Evolution has endowed humans with the fantastic ability to anticipate future states mentally, commonly referred to as planning. For humanity, this ability, combined with our verbal skills, which enable us to plan and execute something collaboratively, is a great blessing. Still, for the individual, it is also a curse. The ability to plan and dram also creates demands, desires, and conflicts. There is always more to try and achieve. Very aptly, but also somewhat resignedly, the French mathematician and philosopher Blaise Pascal summarized this tragedy of human existence: “All of humanity’s problems stem from man’s inability to sit quietly in a room alone.” (Pascal & Kleuker, 1777, p. 221).
The Brevity of Life
The complaint about the shortness of life against the background of our possibilities, desires, and demands is, therefore, as old as humanity itself. However, thinkers and philosophers seem to be particularly affected by this problem. Seneca, for example, devotes an entire book to the shortness of life and makes this point clear right at the beginning: “Life hurtles by like a runaway mare, so fast and furious that it is impossible to discern its meaning before it is too late” (Seneca, 2015, p. 7).

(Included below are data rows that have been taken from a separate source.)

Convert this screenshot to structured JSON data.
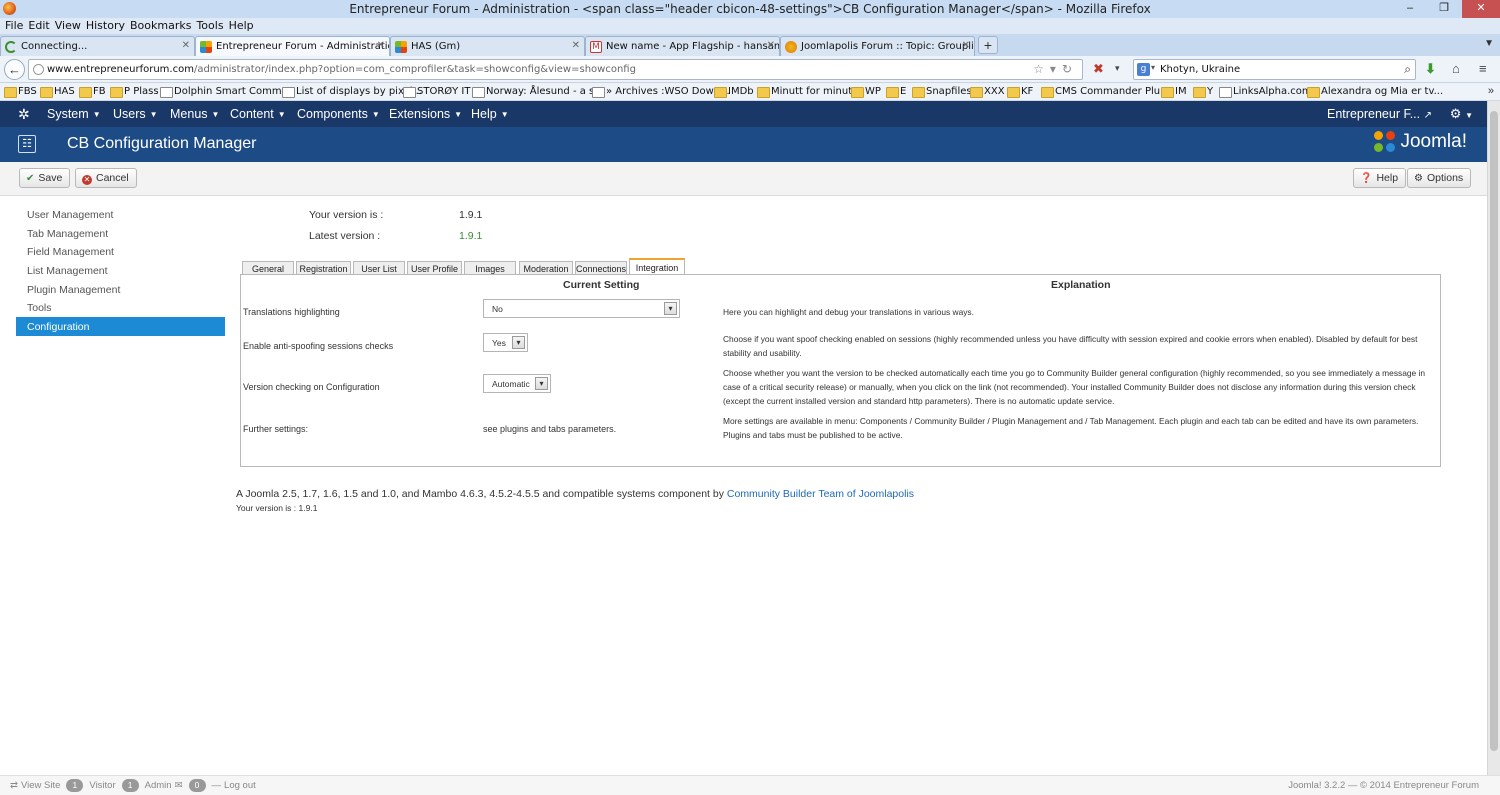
{
  "browser": {
    "window_title": "Entrepreneur Forum - Administration - <span class=\"header cbicon-48-settings\">CB Configuration Manager</span> - Mozilla Firefox",
    "menu": [
      "File",
      "Edit",
      "View",
      "History",
      "Bookmarks",
      "Tools",
      "Help"
    ],
    "tabs": [
      {
        "label": "Connecting...",
        "favicon": "spinner-icon"
      },
      {
        "label": "Entrepreneur Forum - Administration...",
        "favicon": "joomla-icon"
      },
      {
        "label": "HAS (Gm)",
        "favicon": "joomla-icon"
      },
      {
        "label": "New name - App Flagship - hansame...",
        "favicon": "gmail-icon"
      },
      {
        "label": "Joomlapolis Forum :: Topic: Grouplivi...",
        "favicon": "joomlapolis-icon"
      }
    ],
    "url_host": "www.entrepreneurforum.com",
    "url_path": "/administrator/index.php?option=com_comprofiler&task=showconfig&view=showconfig",
    "search_value": "Khotyn, Ukraine",
    "bookmarks": [
      "FBS",
      "HAS",
      "FB",
      "P Plass",
      "Dolphin Smart Comm...",
      "List of displays by pixel...",
      "STORØY IT",
      "Norway: Ålesund - a s...",
      "» Archives :WSO Down...",
      "IMDb",
      "Minutt for minutt",
      "WP",
      "E",
      "Snapfiles",
      "XXX",
      "KF",
      "CMS Commander Plu...",
      "IM",
      "Y",
      "LinksAlpha.com",
      "Alexandra og Mia er tv..."
    ]
  },
  "joomla_nav": {
    "menus": [
      "System",
      "Users",
      "Menus",
      "Content",
      "Components",
      "Extensions",
      "Help"
    ],
    "site_link": "Entrepreneur F..."
  },
  "header": {
    "title": "CB Configuration Manager",
    "brand": "Joomla!"
  },
  "toolbar": {
    "save": "Save",
    "cancel": "Cancel",
    "help": "Help",
    "options": "Options"
  },
  "sidebar": {
    "items": [
      "User Management",
      "Tab Management",
      "Field Management",
      "List Management",
      "Plugin Management",
      "Tools",
      "Configuration"
    ],
    "active": "Configuration"
  },
  "version": {
    "your_label": "Your version is :",
    "your_value": "1.9.1",
    "latest_label": "Latest version :",
    "latest_value": "1.9.1"
  },
  "tabs": [
    "General",
    "Registration",
    "User List",
    "User Profile",
    "Images",
    "Moderation",
    "Connections",
    "Integration"
  ],
  "active_tab": "Integration",
  "panel": {
    "col_current": "Current Setting",
    "col_explanation": "Explanation",
    "rows": [
      {
        "label": "Translations highlighting",
        "value": "No",
        "explanation": "Here you can highlight and debug your translations in various ways."
      },
      {
        "label": "Enable anti-spoofing sessions checks",
        "value": "Yes",
        "explanation": "Choose if you want spoof checking enabled on sessions (highly recommended unless you have difficulty with session expired and cookie errors when enabled). Disabled by default for best stability and usability."
      },
      {
        "label": "Version checking on Configuration",
        "value": "Automatic",
        "explanation": "Choose whether you want the version to be checked automatically each time you go to Community Builder general configuration (highly recommended, so you see immediately a message in case of a critical security release) or manually, when you click on the link (not recommended). Your installed Community Builder does not disclose any information during this version check (except the current installed version and standard http parameters). There is no automatic update service."
      },
      {
        "label": "Further settings:",
        "value": "see plugins and tabs parameters.",
        "explanation": "More settings are available in menu: Components / Community Builder / Plugin Management and / Tab Management. Each plugin and each tab can be edited and have its own parameters. Plugins and tabs must be published to be active."
      }
    ]
  },
  "footer": {
    "text": "A Joomla 2.5, 1.7, 1.6, 1.5 and 1.0, and Mambo 4.6.3, 4.5.2-4.5.5 and compatible systems component by",
    "link": "Community Builder Team of Joomlapolis",
    "version": "Your version is : 1.9.1"
  },
  "statusbar": {
    "view_site": "View Site",
    "visitors_count": "1",
    "visitor": "Visitor",
    "admins_count": "1",
    "admin": "Admin",
    "messages_count": "0",
    "logout": "Log out",
    "right": "Joomla! 3.2.2 — © 2014 Entrepreneur Forum"
  }
}
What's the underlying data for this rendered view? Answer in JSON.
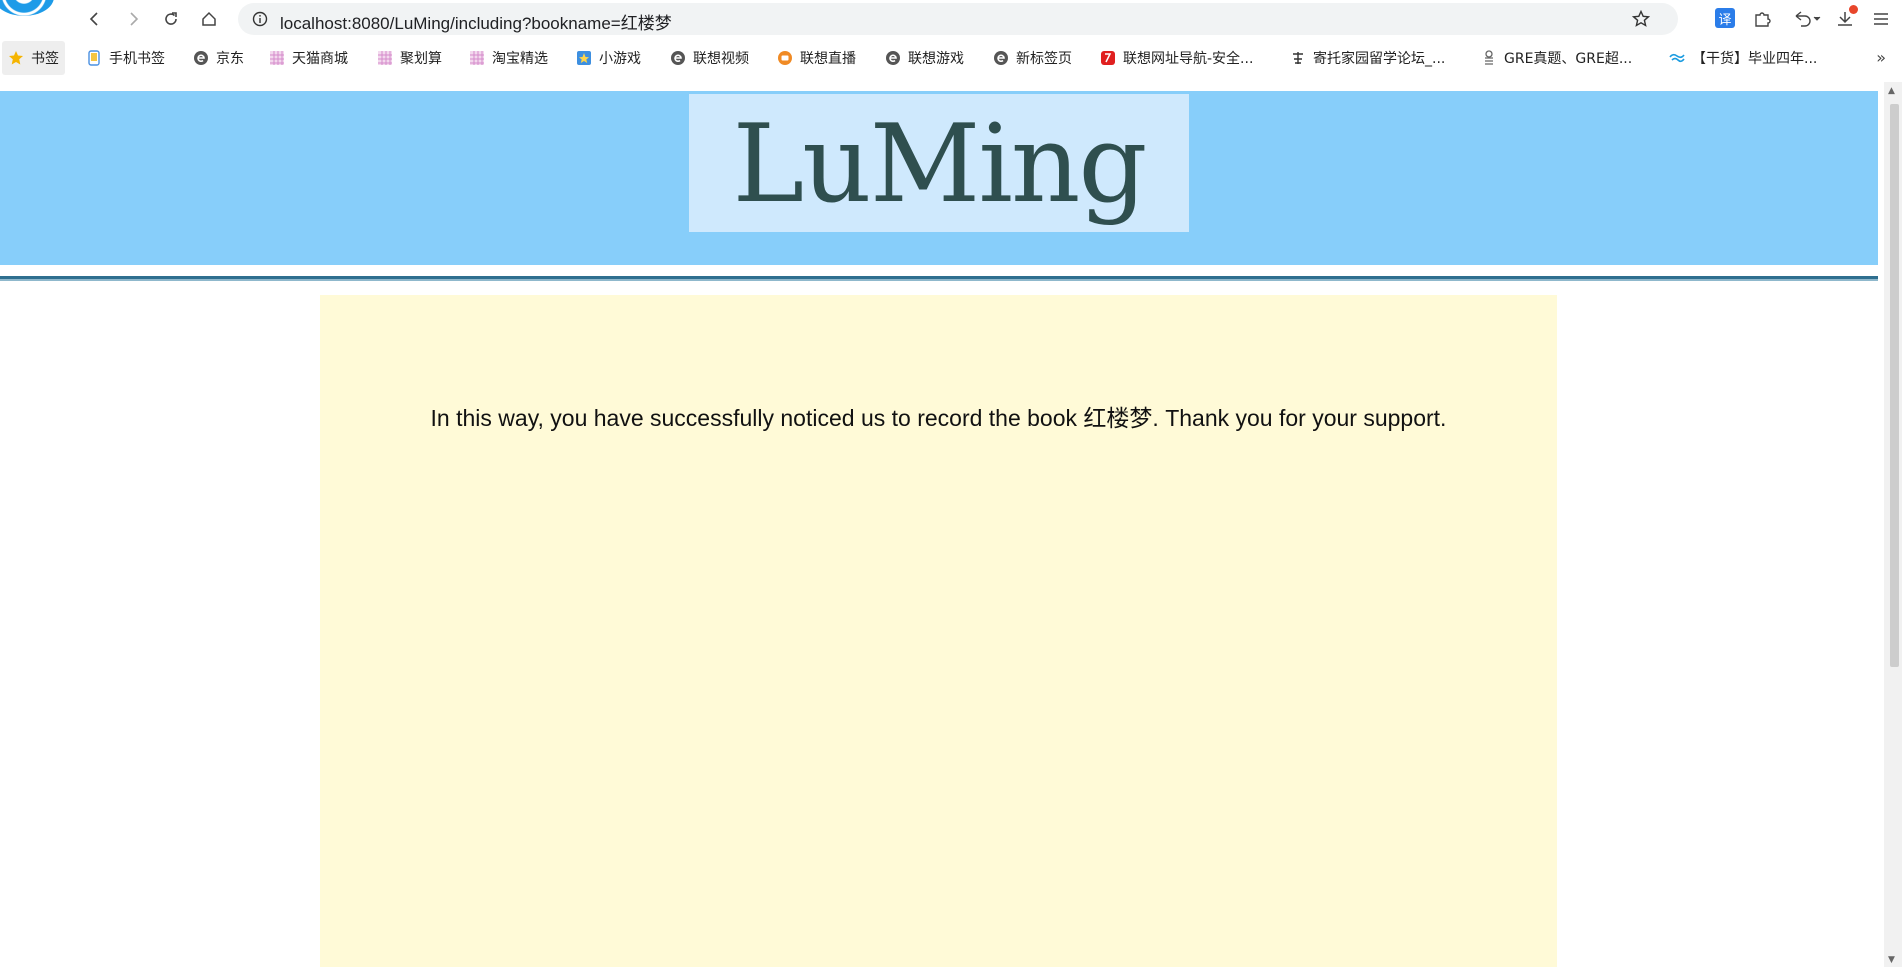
{
  "browser": {
    "url": "localhost:8080/LuMing/including?bookname=红楼梦",
    "translate_label": "译"
  },
  "bookmarks": [
    {
      "label": "书签",
      "icon": "star-icon",
      "color": "#f5b400"
    },
    {
      "label": "手机书签",
      "icon": "phone-icon",
      "color": "#4a90e2"
    },
    {
      "label": "京东",
      "icon": "e-icon",
      "color": "#555555"
    },
    {
      "label": "天猫商城",
      "icon": "grid-icon",
      "color": "#d48acb"
    },
    {
      "label": "聚划算",
      "icon": "grid-icon",
      "color": "#d48acb"
    },
    {
      "label": "淘宝精选",
      "icon": "grid-icon",
      "color": "#d48acb"
    },
    {
      "label": "小游戏",
      "icon": "game-icon",
      "color": "#3d8fe0"
    },
    {
      "label": "联想视频",
      "icon": "e-icon",
      "color": "#555555"
    },
    {
      "label": "联想直播",
      "icon": "live-icon",
      "color": "#f08a24"
    },
    {
      "label": "联想游戏",
      "icon": "e-icon",
      "color": "#555555"
    },
    {
      "label": "新标签页",
      "icon": "e-icon",
      "color": "#555555"
    },
    {
      "label": "联想网址导航-安全...",
      "icon": "lenovo-icon",
      "color": "#e02020"
    },
    {
      "label": "寄托家园留学论坛_...",
      "icon": "jituo-icon",
      "color": "#333333"
    },
    {
      "label": "GRE真题、GRE超...",
      "icon": "gre-icon",
      "color": "#666666"
    },
    {
      "label": "【干货】毕业四年...",
      "icon": "wave-icon",
      "color": "#1a9be0"
    }
  ],
  "page": {
    "logo": "LuMing",
    "message": "In this way, you have successfully noticed us to record the book 红楼梦. Thank you for your support."
  },
  "colors": {
    "header_band": "#87cefa",
    "logo_box": "#cfe9fd",
    "logo_text": "#2f4f4f",
    "content_bg": "#fffad7"
  }
}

Since ancient times, the gap between conceivable and potentially realizable possibilities and the time available for them has widened for more and more people. The human being of modernity and postmodernity is now confronted with almost infinite possibilities and entrusted with the once-divine task of giving meaning to his bare existence. The approximately 4,000 weeks available to us for this seem at first sight like a bad joke of a cruel creator: “The average human lifespan is absurdly, terrifyingly, insultingly short” (Oliver Burkeman, 2021, p. 3).

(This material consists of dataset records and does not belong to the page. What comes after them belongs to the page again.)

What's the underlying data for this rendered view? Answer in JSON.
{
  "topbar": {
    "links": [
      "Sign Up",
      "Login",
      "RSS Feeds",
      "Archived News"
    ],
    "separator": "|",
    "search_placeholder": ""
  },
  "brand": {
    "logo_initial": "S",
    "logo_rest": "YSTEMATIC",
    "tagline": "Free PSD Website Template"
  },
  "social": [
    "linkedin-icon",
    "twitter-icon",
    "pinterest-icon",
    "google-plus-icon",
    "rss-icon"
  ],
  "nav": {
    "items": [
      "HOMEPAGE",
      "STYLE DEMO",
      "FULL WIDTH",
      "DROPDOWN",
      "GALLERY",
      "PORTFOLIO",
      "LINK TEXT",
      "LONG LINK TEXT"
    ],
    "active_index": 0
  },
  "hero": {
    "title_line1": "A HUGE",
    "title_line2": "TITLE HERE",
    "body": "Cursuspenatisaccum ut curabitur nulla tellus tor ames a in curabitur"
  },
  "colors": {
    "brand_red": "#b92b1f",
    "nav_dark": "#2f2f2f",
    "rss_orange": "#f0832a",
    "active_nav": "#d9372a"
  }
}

Now the 4,000 weeks allotted to us are not nothing either, but a miracle per se, and they can be quite a lot when used wisely. You don’t have to retreat into the woods like Henry David Thoreau to live consciously. Still, his claim and mission may well guide us: “I went to the woods because I wished to live deliberately, to front only the essential facts of life, and see if I could not learn what it had to teach, and not, when I came to die, discover that I had not lived” (Thoreau, 2012, p. 59).
Choosing Wisely
We can imagine a lot in theory and hope for a lot, but we can only put a little of it into practice. No matter how well we organize ourselves and how perfectly our time management systems work, how early we get up, and what morning routine we use, we will only ever be able to implement a fraction of the possibilities. However, it is through this natural limitation of our capacity that our decisions become significant. If we had infinite time at our disposal, what we decide would not matter much. It is only when the one yes simultaneously and inevitably means a multitude of no’s that the option we choose acquires weight. “The quantity of our noes dictates the quality of our yeses,” Greg McKeown formulated this aptly in his podcast.

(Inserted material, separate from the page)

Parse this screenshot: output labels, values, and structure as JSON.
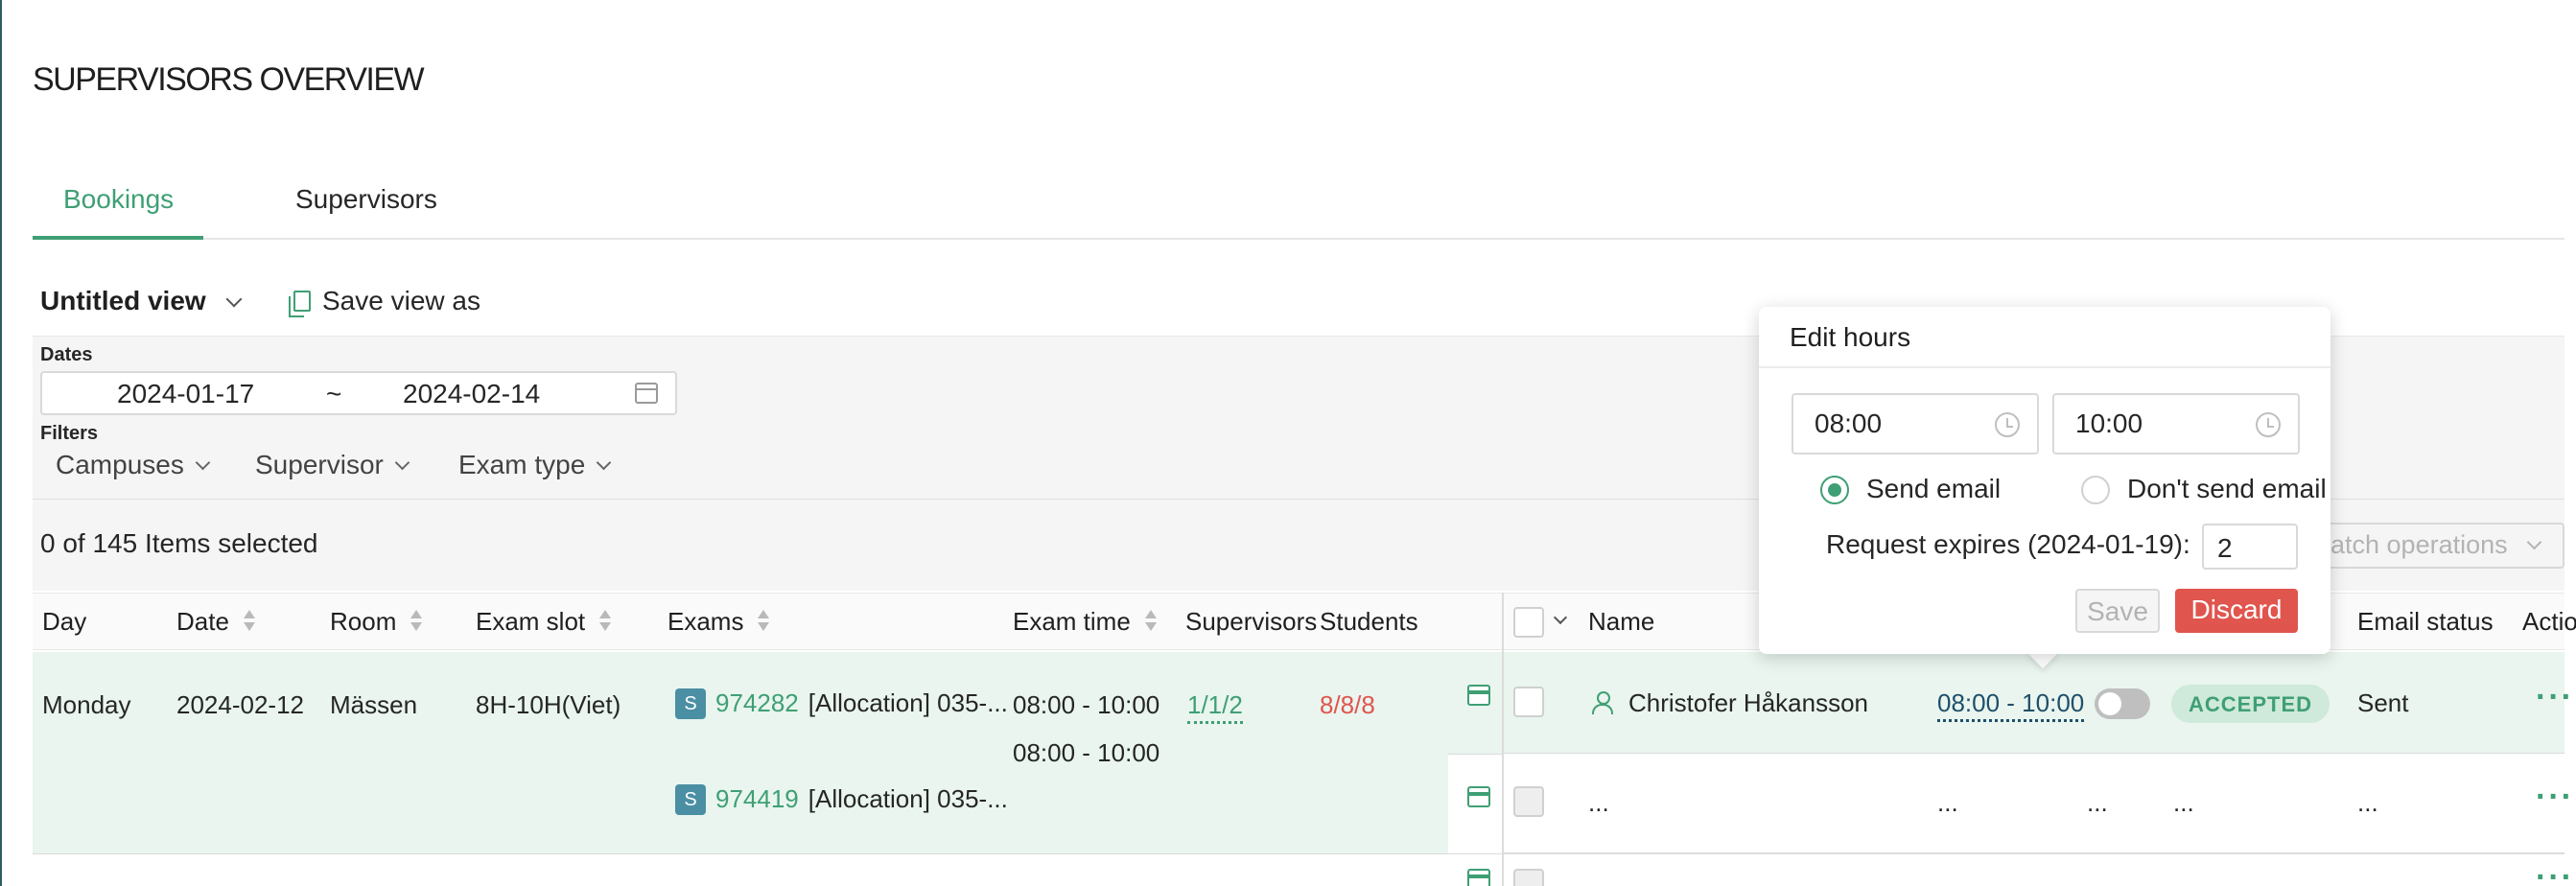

Therefore, time management is more about making conscious decisions than indiscriminately working off as many tasks as possible. Since a decision to do something always confronts us with an overwhelmingly large amount of lost opportunities and ultimately with the finiteness of our lives, we only make it when it has become unavoidable. We cram our days until it hurts, and only in this overload situation dare to reject tasks and opportunities. That’s why Cal Newport, in his August 2021 article in the New Yorker, sees most knowledge workers in a liminal state of overload: “a place where they toil, say, for the sake of fixing a specific number, twenty per cent more than they really have time for. This extra twenty per cent provides just enough overload to generate persistent stress — there’s always something that’s late, always a message that can’t wait until the next morning, always a nagging sense of irresponsibility during any moment of downtime. Yet the work remains below a level of unsustainable pain that would force a change.”
So we are able to make decisions, but in good conscience, we dare to say no only when overloaded. Given that we won’t accomplish most things in our lives anyhow, twenty percent more or less will not make a significant difference in the long run, and for sure not if we make use of our time so haphazardously as we do day in and day out in our calendars and mailboxes. What makes a difference is choosing wisely. However, we need a certain amount of leeway and buffer to make this choice. In the liminal area of this just sufficiently painful overload, our selections are random because they are not guided by clear priorities but simply due to a lack of capacity.
So our optimal workload is not twenty percent too much, even if that feels so nicely “busy,” but instead 80 percent or 85 percent. Gunter Dueck derives this figure mathematically from queueing theory and summarizes this recommendation: “Anything over 85 percent utilisation leads to chaos and even catastrophe. This is because such high utilisation generates new work through annoyance and changes in priorities due to waiting emergencies, so that the utilisation rises above 100 per cent and causes the system to collapse” (Dueck, 2015, p. 61).
Setting Priorities
Time management does not mean squeezing as much as possible into the available time (efficiency) but rather saying yes to the right things and consequently saying no to many others (effectiveness). Unfortunately, our ability to mentally anticipate future states makes many things seem attractive and desirable. Thus every choice comes with high opportunity costs. But precisely because our time is so frustratingly limited, we must not sit paralyzed, like the rabbit in front of the snake, but make a good choice.
To make that choice in the daily chaos, we should heed the practical advice Warren Buffett is said to have once given his pilot on how to prioritize. He should list 25 things he wants to achieve in life and rank them in descending order of importance. The top five would then form the priorities according to which he should orientate his life. However, he should not treat the other twenty as second-tier priorities that he could tackle if the opportunity arose but should avoid them at all costs. On the one hand, these ambitions are not important enough to form the core of his life, but on the other hand, they are sufficiently seductive to distract him from the really essential things (Burkeman, 2021, p. 77f.).
References
Burkeman, O. (2021). Four Thousand Weeks: Time and How to Use It. Random House.
Dueck, G. (2015). Schwarmdumm: So blöd sind wir nur gemeinsam. Campus-Verl.
Newport, C. (2021, August 30). Why Do We Work Too Much? The New Yorker. https://www.newyorker.com/culture/office-space/why-do-we-work-too-much
Pascal, B., & Kleuker, J. F. (1777). Gedanken. bei Johann Heinrich Cramer.
Seneca. (2015). On The Shortness of Life. (n.p.): Lulu.com.
Thoreau, H. D. (2012). Walden; Or, Life in the Woods. USA: Dover Publications.
2 Comments
Thanks for this insight Marcus. This brings an interesting perspective to the concept of 20% of the work week being allocated for learning/exploration/innovation and not the planned work. (which rarely actually happens) It should be 20% of the 80%.